ソースコード

#define _CRT_NONSTDC_NO_WARNINGS
#define _CRT_SECURE_NO_WARNINGS
#define ENABLE_DUMP
//#define ENABLE_PERF
#include <bits/stdc++.h>
#include <random>
#include <unordered_set>
#include <atcoder/all>
//#include <boost/rational.hpp>
//#include <boost/multiprecision/cpp_int.hpp>
//#include <boost/multiprecision/cpp_int.hpp>
//using u128 = boost::multiprecision::uint128_t;
#ifdef _MSC_VER
#include <conio.h>
#include <ppl.h>
#include <filesystem>
#include <opencv2/core.hpp>
#include <opencv2/highgui.hpp>
#include <opencv2/imgproc.hpp>
#include <intrin.h>
int __builtin_clz(unsigned int n) { unsigned long index; _BitScanReverse(&index, n); return 31 - index; }
int __builtin_ctz(unsigned int n) { unsigned long index; _BitScanForward(&index, n); return index; }
namespace std { inline int __lg(int __n) { return sizeof(int) * 8 - 1 - __builtin_clz(__n); } }
#else
#pragma GCC target("avx2")
#pragma GCC optimize("Ofast")
#pragma GCC optimize("unroll-loops")
#endif

/** compro_io **/
#ifdef ATCODER_MODINT_HPP
using mint = atcoder::modint998244353;
std::ostream& operator<<(std::ostream& os, const mint& m) {
    os << m.val();
    return os;
}
std::istream& operator>>(std::istream& is, mint& m) {
    uint64_t x;
    is >> x;
    m = x;
    return is;
}
#endif
namespace aux {
    template<typename T, unsigned N, unsigned L> struct tp { static void output(std::ostream& os, const T& v) { os << std::get<N>(v) << ", "; tp<T, N + 1, L>::output(os, v); } };
    template<typename T, unsigned N> struct tp<T, N, N> { static void output(std::ostream& os, const T& v) { os << std::get<N>(v); } };
}
template<typename... Ts> std::ostream& operator<<(std::ostream& os, const std::tuple<Ts...>& t) { os << '['; aux::tp<std::tuple<Ts...>, 0, sizeof...(Ts) - 1>::output(os, t); return os << ']'; } // tuple out
template<class Ch, class Tr, class Container> std::basic_ostream<Ch, Tr>& operator<<(std::basic_ostream<Ch, Tr>& os, const Container& x); // container out (fwd decl)

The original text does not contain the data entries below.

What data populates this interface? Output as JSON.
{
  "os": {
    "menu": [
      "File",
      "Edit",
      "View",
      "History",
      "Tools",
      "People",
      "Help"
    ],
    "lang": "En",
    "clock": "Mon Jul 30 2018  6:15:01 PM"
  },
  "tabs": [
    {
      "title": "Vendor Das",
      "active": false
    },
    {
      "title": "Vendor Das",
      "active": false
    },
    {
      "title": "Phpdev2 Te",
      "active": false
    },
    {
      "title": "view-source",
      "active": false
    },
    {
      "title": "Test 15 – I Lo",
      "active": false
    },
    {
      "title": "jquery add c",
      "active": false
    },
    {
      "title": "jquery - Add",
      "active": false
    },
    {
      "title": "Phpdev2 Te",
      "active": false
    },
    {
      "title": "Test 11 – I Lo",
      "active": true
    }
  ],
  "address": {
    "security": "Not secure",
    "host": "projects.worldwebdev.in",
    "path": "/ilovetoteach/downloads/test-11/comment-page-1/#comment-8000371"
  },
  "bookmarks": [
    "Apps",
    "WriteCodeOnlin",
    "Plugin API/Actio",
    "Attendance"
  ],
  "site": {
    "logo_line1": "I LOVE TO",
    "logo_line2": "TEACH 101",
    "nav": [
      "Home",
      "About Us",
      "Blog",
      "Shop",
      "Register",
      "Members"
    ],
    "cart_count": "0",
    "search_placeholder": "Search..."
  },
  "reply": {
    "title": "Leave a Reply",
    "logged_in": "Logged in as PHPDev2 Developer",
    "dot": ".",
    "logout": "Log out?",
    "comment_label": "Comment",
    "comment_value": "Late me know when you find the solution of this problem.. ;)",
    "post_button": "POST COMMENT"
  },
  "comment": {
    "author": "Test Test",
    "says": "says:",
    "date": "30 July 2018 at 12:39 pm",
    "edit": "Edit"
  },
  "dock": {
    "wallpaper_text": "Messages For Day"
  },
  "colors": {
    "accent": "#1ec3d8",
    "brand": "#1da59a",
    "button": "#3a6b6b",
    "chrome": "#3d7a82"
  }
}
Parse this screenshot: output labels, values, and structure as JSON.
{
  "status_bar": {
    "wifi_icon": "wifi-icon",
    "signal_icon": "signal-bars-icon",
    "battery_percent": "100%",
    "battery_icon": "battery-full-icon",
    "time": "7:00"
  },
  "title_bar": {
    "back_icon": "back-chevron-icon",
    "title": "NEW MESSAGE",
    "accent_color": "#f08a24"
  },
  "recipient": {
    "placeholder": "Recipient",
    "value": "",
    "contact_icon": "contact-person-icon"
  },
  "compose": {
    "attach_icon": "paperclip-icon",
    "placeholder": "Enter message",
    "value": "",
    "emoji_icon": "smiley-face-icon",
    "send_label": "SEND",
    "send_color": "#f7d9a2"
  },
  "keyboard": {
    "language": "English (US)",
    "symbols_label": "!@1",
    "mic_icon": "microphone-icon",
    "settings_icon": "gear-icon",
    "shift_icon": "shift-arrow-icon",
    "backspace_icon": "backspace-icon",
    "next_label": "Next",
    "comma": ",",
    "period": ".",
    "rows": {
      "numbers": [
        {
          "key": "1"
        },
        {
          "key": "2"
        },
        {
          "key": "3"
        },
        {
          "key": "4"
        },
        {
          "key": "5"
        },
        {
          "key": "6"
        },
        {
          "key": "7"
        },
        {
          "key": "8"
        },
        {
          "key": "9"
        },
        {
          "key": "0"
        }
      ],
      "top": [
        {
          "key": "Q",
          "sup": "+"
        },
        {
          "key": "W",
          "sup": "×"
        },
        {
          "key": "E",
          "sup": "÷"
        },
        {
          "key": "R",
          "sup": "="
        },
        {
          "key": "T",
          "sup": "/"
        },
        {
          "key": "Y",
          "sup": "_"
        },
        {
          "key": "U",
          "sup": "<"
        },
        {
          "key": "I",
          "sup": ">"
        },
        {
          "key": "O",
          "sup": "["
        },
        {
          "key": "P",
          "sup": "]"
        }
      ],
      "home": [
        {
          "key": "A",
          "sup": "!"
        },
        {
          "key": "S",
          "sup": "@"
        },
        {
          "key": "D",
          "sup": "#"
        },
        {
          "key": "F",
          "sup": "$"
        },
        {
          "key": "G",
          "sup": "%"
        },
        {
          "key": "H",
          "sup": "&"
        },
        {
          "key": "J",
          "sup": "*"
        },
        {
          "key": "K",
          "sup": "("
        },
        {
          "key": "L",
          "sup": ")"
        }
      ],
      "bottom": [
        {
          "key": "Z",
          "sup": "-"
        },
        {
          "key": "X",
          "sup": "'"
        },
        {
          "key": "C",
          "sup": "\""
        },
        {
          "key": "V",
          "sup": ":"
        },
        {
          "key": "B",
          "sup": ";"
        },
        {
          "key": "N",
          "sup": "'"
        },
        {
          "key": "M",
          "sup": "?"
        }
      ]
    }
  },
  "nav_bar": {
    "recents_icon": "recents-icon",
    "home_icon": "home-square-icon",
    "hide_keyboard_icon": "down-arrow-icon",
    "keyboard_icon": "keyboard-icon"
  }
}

template<class S, class T> std::ostream& operator<<(std::ostream& os, const std::pair<S, T>& p) { return os << "[" << p.first << ", " << p.second << "]"; } // pair out
template<class S, class T> std::istream& operator>>(std::istream& is, std::pair<S, T>& p) { return is >> p.first >> p.second; } // pair in
std::ostream& operator<<(std::ostream& os, const std::vector<bool>::reference& v) { os << (v ? '1' : '0'); return os; } // bool (vector) out
std::ostream& operator<<(std::ostream& os, const std::vector<bool>& v) { bool f = true; os << "["; for (const auto& x : v) { os << (f ? "" : ", ") << x; f = false; } os << "]"; return os; } // vector<bool> out
template<class Ch, class Tr, class Container> std::basic_ostream<Ch, Tr>& operator<<(std::basic_ostream<Ch, Tr>& os, const Container& x) { bool f = true; os << "["; for (auto& y : x) { os << (f ? "" : ", ") << y; f = false; } return os << "]"; } // container out
template<class T, class = decltype(std::begin(std::declval<T&>())), class = typename std::enable_if<!std::is_same<T, std::string>::value>::type> std::istream& operator>>(std::istream& is, T& a) { for (auto& x : a) is >> x; return is; } // container in
template<typename T> auto operator<<(std::ostream& out, const T& t) -> decltype(out << t.stringify()) { out << t.stringify(); return out; } // struct (has stringify() func) out
/** io setup **/
struct IOSetup { IOSetup(bool f) { if (f) { std::cin.tie(nullptr); std::ios::sync_with_stdio(false); } std::cout << std::fixed << std::setprecision(15); } }
iosetup(true); // set false when solving interective problems
/** string formatter **/
template<typename... Ts> std::string format(const std::string& f, Ts... t) { size_t l = std::snprintf(nullptr, 0, f.c_str(), t...); std::vector<char> b(l + 1); std::snprintf(&b[0], l + 1, f.c_str(), t...); return std::string(&b[0], &b[0] + l); }
/** dump **/
#ifdef ENABLE_DUMP
#define DUMPOUT std::cerr
std::ostringstream DUMPBUF;
#define dump(...) do{DUMPBUF<<"  ";DUMPBUF<<#__VA_ARGS__<<" :[DUMP - "<<__LINE__<<":"<<__PRETTY_FUNCTION__<<"]"<<std::endl;DUMPBUF<<"    ";dump_func(__VA_ARGS__);DUMPOUT<<DUMPBUF.str();DUMPBUF.str("");DUMPBUF.clear();}while(0);
void dump_func() { DUMPBUF << std::endl; }
template <class Head, class... Tail> void dump_func(Head&& head, Tail&&... tail) { DUMPBUF << head; if (sizeof...(Tail) == 0) { DUMPBUF << " "; } else { DUMPBUF << ", "; } dump_func(std::move(tail)...); }
#else
#define dump(...) void(0);
#endif
/* timer */
class Timer {
    double t = 0, paused = 0, tmp;
public:
    Timer() { reset(); }
    static double time() {
#ifdef _MSC_VER
        return __rdtsc() / 3.0e9;
#else
        unsigned long long a, d;
        __asm__ volatile("rdtsc"
            : "=a"(a), "=d"(d));
        return (d << 32 | a) / 3.0e9;
#endif
    }
    void reset() { t = time(); }
    void pause() { tmp = time(); }
    void restart() { paused += time() - tmp; }
    double elapsed_ms() const { return (time() - t - paused) * 1000.0; }
} timer;
/** perf counter **/
#if !defined(__PRETTY_FUNCTION__) && !defined(__GNUC__)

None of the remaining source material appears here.